Pont-de-l’Arche était au milieu d’un carrefour routier et fluvial. Il n’est pas étonnant qu’une partie des Archépontains travaillaient au service des voyageurs. De même, ces voyageurs renforçaient la “clientèle” des artisans et commerçants locaux non spécialisés dans l’accueil des voyageurs.

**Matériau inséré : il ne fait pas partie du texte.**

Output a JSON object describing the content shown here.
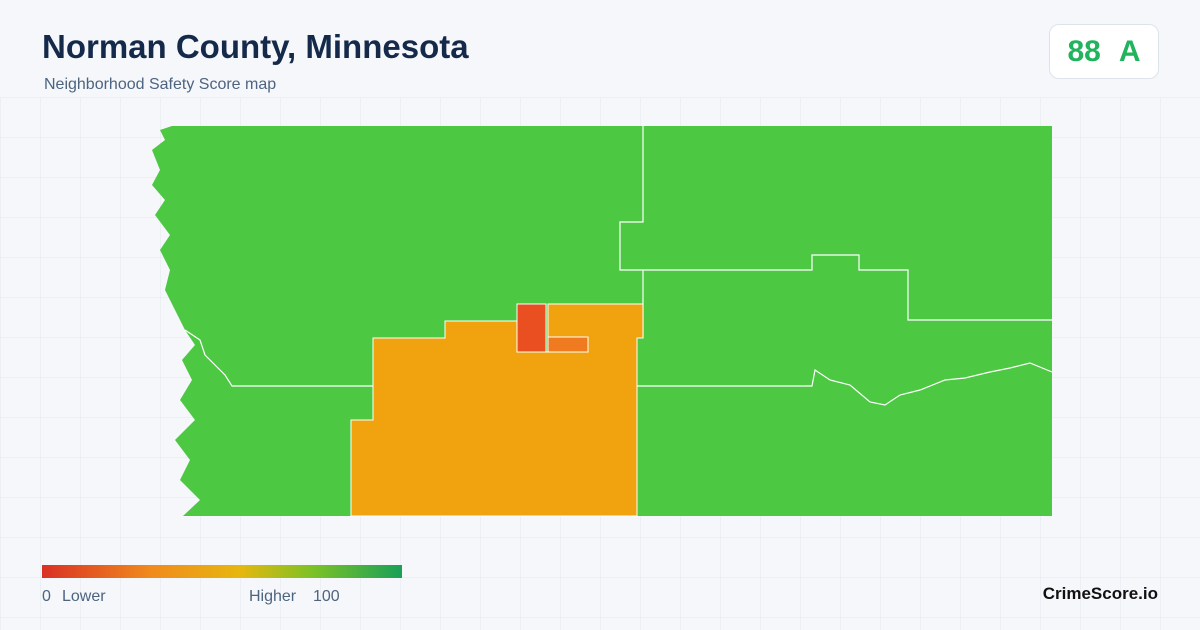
{
  "header": {
    "title": "Norman County, Minnesota",
    "subtitle": "Neighborhood Safety Score map"
  },
  "score": {
    "value": 88,
    "grade": "A"
  },
  "legend": {
    "min": 0,
    "min_label": "Lower",
    "max_label": "Higher",
    "max": 100
  },
  "brand": "CrimeScore.io"
}
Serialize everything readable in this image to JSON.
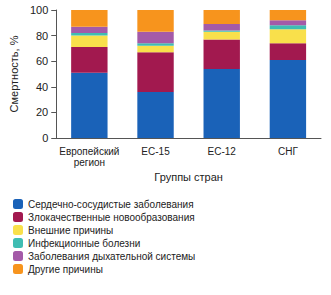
{
  "chart_data": {
    "type": "bar",
    "stacked": true,
    "x_label": "Группы стран",
    "y_label": "Смертность, %",
    "categories": [
      "Европейский регион",
      "ЕС-15",
      "ЕС-12",
      "СНГ"
    ],
    "series": [
      {
        "name": "Сердечно-сосудистые заболевания",
        "color": "#1a62b8",
        "values": [
          51,
          36,
          54,
          61
        ]
      },
      {
        "name": "Злокачественные новообразования",
        "color": "#a2194f",
        "values": [
          20,
          31,
          23,
          13
        ]
      },
      {
        "name": "Внешние причины",
        "color": "#f9e04b",
        "values": [
          9,
          5,
          6,
          11
        ]
      },
      {
        "name": "Инфекционные болезни",
        "color": "#3fbdb3",
        "values": [
          2,
          2,
          1,
          3
        ]
      },
      {
        "name": "Заболевания дыхательной системы",
        "color": "#a45aa8",
        "values": [
          5,
          9,
          5,
          4
        ]
      },
      {
        "name": "Другие причины",
        "color": "#f7941d",
        "values": [
          13,
          17,
          11,
          8
        ]
      }
    ],
    "ylim": [
      0,
      100
    ],
    "yticks": [
      0,
      20,
      40,
      60,
      80,
      100
    ],
    "grid": false,
    "legend": "bottom"
  }
}
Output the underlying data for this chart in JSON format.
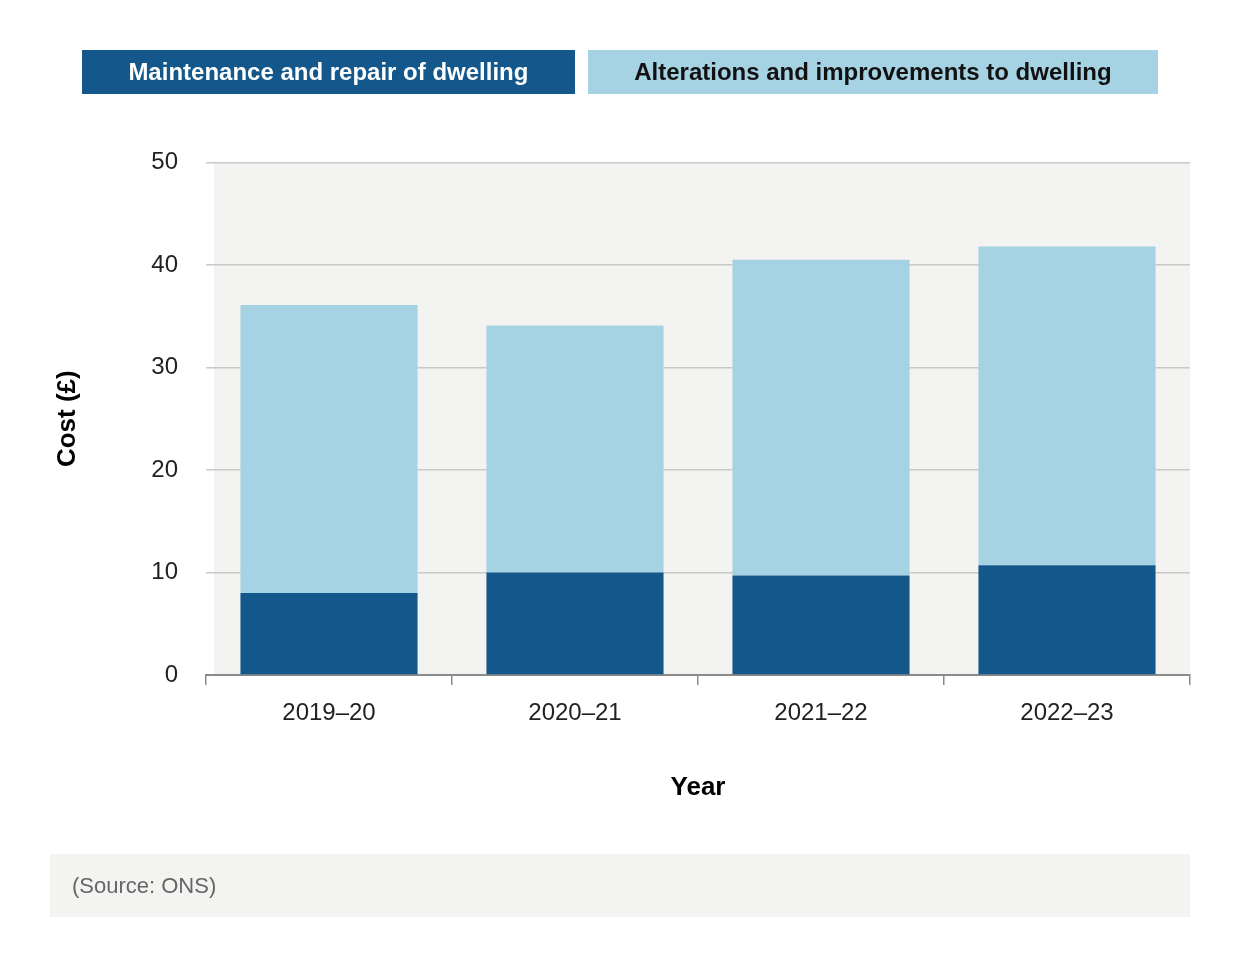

La composition professionnelle de la société archépontaine vers 1789 Bénédicte Delaune, licenciée ès Lettres, soutint en 1992 un excellent mémoire de maitrise et ce sous la direction de Claude Mazauric. Il s’intitule : Pont-de-l’Arche, population, pouvoirs municipaux et société de la fin du XVIIIe siècle et pendant la Révolution. L’étudiante a analysé l’état civil et les documents suivants : la capitation de 1788, la contribution foncière de 1791, la liste des patentes de l’an VI (1797-1798) et la liste des votants de l’an IX (1800-1801). Elle en a déduit (page 81) que l’artisanat et le commerce étaient le “noyau de la société archépontaine” avec 39 % des capitations payées en 1788 et 47 % des votants de l’an IX. Parmi les artisans, le secteur du cuir (surtout les cordonniers), puis du bois (surtout les sabotiers et les menuisiers) dominaient. On se perdrait ensuite dans une débauche de phrases en quête de détails. Nous préférons reproduire le tableau II du mémoire de Bénédicte Delaune qui donne le meilleur aperçu de la nature et de la répartition des métiers en 1788. |
Tableau II du mémoire de Bénédicte Delaune qui donne un aperçu de la nature et de la répartition des métiers en 1788.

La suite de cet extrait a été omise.